Wood Mackenzie: Operators taking a deliberate approach to offshore exploration and development
By Kelli Ainsworth, Associate Editor
If the number of final investment decisions (FIDs) taken by operators is an indication of the health of the offshore market, then things are looking up. Wood Mackenzie anticipates that roughly 30 offshore projects will receive an FID in the coming year. This is roughly flat from 2017, when 32 projects were sanctioned, and a significant increase from 2016, when fewer than 15 projects received FIDs. The newly sanctioned projects this year are likely to be developed more quickly and at lower costs than pre-downturn projects, Julie Wilson, Research Director, Global Exploration at Wood Mackenzie, said at the 2018 OTC in Houston on 30 April.
“Over the past decade, we’ve seen a lot of projects that have been delayed or run over and really destroyed value,” she said. “This is something that companies are very much trying to avoid doing again. Simpler, faster and improved delivery is something that operators are very focused on.”
Among the FIDs that Wood Mackenzie is forecasting for 2018 are Eni’s Argo cluster in the Adriatic Sea, ExxonMobil’s Domino and Pelican fields in the Black Sea, and Phase Two of the Libra Field in the Brazilian pre-salt. The Kangaroo and Echidna fields, operated by Karoon Gas, could also potentially see an FID this year. “That one is probably more at risk, given that Karoon Gas is smaller, so there’s possibly a project capital constraint there,” Ms Wilson said.

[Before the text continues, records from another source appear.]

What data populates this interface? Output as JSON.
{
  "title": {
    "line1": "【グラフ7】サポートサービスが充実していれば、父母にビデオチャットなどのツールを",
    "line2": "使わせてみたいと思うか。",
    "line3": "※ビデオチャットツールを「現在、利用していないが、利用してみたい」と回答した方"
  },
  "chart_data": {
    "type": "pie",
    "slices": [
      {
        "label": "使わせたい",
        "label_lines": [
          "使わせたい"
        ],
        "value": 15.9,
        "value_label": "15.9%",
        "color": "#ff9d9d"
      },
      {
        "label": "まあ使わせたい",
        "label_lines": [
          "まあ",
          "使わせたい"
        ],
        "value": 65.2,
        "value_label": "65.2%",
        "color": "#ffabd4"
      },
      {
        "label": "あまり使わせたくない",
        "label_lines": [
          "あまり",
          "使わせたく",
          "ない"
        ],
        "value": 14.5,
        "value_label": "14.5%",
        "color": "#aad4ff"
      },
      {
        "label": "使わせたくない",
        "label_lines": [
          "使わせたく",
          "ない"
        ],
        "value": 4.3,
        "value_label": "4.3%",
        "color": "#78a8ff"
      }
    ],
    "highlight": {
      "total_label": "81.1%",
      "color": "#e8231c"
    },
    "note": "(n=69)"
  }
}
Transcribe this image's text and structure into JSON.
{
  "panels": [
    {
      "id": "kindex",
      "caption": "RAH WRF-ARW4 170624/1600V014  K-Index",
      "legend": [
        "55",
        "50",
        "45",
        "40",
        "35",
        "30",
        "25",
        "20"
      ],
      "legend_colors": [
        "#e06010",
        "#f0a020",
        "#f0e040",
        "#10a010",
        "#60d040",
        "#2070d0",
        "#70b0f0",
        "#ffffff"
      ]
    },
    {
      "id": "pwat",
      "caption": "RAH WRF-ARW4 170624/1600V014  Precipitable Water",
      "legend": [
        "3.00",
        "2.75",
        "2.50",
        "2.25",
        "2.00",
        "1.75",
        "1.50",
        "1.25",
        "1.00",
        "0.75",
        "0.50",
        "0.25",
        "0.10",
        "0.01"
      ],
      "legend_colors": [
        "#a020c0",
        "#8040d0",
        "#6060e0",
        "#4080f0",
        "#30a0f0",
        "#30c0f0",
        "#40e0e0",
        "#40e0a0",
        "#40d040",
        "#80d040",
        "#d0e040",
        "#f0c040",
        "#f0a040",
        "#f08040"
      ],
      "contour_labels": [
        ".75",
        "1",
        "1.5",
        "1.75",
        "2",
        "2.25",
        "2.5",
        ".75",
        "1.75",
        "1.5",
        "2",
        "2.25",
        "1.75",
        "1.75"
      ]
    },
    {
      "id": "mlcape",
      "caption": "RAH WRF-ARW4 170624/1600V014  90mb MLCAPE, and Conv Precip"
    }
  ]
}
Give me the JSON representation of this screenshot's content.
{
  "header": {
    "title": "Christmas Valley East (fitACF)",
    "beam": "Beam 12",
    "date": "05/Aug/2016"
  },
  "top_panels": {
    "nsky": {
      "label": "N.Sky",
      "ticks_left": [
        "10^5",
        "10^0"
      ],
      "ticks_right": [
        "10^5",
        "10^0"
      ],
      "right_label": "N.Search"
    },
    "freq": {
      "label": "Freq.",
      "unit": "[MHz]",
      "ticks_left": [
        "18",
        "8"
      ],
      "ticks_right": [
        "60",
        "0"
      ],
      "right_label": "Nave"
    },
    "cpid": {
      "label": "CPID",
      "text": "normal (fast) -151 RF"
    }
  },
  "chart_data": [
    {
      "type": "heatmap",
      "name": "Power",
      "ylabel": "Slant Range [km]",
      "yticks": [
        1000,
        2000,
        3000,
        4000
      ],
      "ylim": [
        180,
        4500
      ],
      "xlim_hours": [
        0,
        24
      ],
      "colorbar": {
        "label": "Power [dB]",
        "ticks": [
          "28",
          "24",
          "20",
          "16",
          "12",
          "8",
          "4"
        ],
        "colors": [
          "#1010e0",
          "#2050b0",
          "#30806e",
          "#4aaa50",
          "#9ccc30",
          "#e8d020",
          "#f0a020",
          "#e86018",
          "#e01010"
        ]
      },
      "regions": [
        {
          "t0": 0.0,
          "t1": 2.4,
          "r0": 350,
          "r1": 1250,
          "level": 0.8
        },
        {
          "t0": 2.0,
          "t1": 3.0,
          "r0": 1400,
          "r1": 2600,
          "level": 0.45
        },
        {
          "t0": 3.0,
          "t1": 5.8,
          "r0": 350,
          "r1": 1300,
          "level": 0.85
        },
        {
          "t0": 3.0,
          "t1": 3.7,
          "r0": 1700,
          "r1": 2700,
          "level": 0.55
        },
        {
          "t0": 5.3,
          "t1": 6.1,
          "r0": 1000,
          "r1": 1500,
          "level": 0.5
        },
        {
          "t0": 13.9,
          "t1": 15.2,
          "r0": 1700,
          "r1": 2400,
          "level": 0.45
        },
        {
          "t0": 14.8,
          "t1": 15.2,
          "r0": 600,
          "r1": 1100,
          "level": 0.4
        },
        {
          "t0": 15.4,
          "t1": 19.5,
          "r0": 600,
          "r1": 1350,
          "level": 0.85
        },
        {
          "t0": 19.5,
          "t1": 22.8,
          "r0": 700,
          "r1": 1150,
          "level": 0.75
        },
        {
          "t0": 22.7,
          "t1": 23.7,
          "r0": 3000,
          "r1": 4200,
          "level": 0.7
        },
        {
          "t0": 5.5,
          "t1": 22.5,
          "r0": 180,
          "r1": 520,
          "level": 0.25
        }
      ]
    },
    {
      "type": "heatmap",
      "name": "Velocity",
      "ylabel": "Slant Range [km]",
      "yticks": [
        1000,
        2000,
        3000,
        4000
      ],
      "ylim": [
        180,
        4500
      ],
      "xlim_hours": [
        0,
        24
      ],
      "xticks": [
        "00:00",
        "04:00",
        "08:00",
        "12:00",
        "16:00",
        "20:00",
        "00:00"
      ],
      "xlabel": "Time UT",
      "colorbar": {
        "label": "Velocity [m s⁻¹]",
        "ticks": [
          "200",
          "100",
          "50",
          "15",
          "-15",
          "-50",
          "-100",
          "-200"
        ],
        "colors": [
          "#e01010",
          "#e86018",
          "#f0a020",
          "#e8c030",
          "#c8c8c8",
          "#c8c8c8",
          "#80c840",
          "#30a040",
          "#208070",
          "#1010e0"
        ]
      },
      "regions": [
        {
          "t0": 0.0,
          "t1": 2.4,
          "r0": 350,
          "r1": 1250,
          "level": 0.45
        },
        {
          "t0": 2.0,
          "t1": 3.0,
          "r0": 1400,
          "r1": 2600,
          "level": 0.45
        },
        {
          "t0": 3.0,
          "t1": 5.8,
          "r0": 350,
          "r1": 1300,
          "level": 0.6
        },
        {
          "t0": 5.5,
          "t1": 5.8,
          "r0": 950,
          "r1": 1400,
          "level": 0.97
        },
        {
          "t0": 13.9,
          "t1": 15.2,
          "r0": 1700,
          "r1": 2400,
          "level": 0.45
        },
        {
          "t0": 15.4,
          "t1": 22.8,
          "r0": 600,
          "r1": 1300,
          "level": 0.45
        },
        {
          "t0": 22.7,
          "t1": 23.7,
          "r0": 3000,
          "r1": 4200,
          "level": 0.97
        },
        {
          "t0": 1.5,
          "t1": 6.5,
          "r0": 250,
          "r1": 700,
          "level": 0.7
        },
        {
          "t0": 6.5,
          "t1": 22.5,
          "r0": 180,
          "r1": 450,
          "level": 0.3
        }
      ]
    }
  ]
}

Going forward, operators will likely take a phased approach to developing new fields, as ExxonMobil has done with its Liza development, she said. This reduces the upfront capital investment required. Additionally, learnings from each phase can be applied to subsequent phases. “They can learn about reservoir permeability and how the wells will produce,” Ms Wilson said. “That’s going to help them plan for later phases.”
New deepwater developments – those that are sanctioned this year and beyond – will largely have lower breakeven prices than they would have four years ago. Many developments that would have had an $80/bbl breakeven have been redesigned and simplified. When they’re eventually sanctioned, they can be developed at a much lower cost, she said. Already, more than 12 billion bbls of oil in deepwater and ultra-deepwater are economic at $60. For some pre-FID projects in countries where the fiscal terms are more burdensome, breakevens can still be relatively higher, at up to $80/bbl, Ms Wilson said. “We don’t expect some of these to move forward in the very near term because operators are expecting some fiscal changes in those countries,” she added.
On the exploration side, operators are focusing on fewer plays overall. “Those plays are tending to be deepwater sweet spots, so where the reservoir deliverability is the highest and they can get the highest estimated ultimate recovery per well that they’re drilling,” Ms Wilson said. This focus on sweet spots has prompted aggressive bidding for prime acreage offshore Brazil and Mexico, where operators expect to see high production at good breakevens, she added.
Wood Mackenzie believes there are 20 major offshore exploration wells to watch in 2018, including Tullow Oil’s Cormorant-1 offshore Namibia, Total’s Paddavissie-1 offshore South Africa and Repsol’s Bon Bini offshore Aruba. While the industry had been hoping to see drilling in the Foz de Amazonas basin offshore northern Brazil in the near term, environmental permitting issues in the country continue to prolong uncertainty about when that basin might be drilled. The company expects an exploration success rate of 30-40% in the wells it’s watching for 2018, which is in line with typical exploration success rates, she added.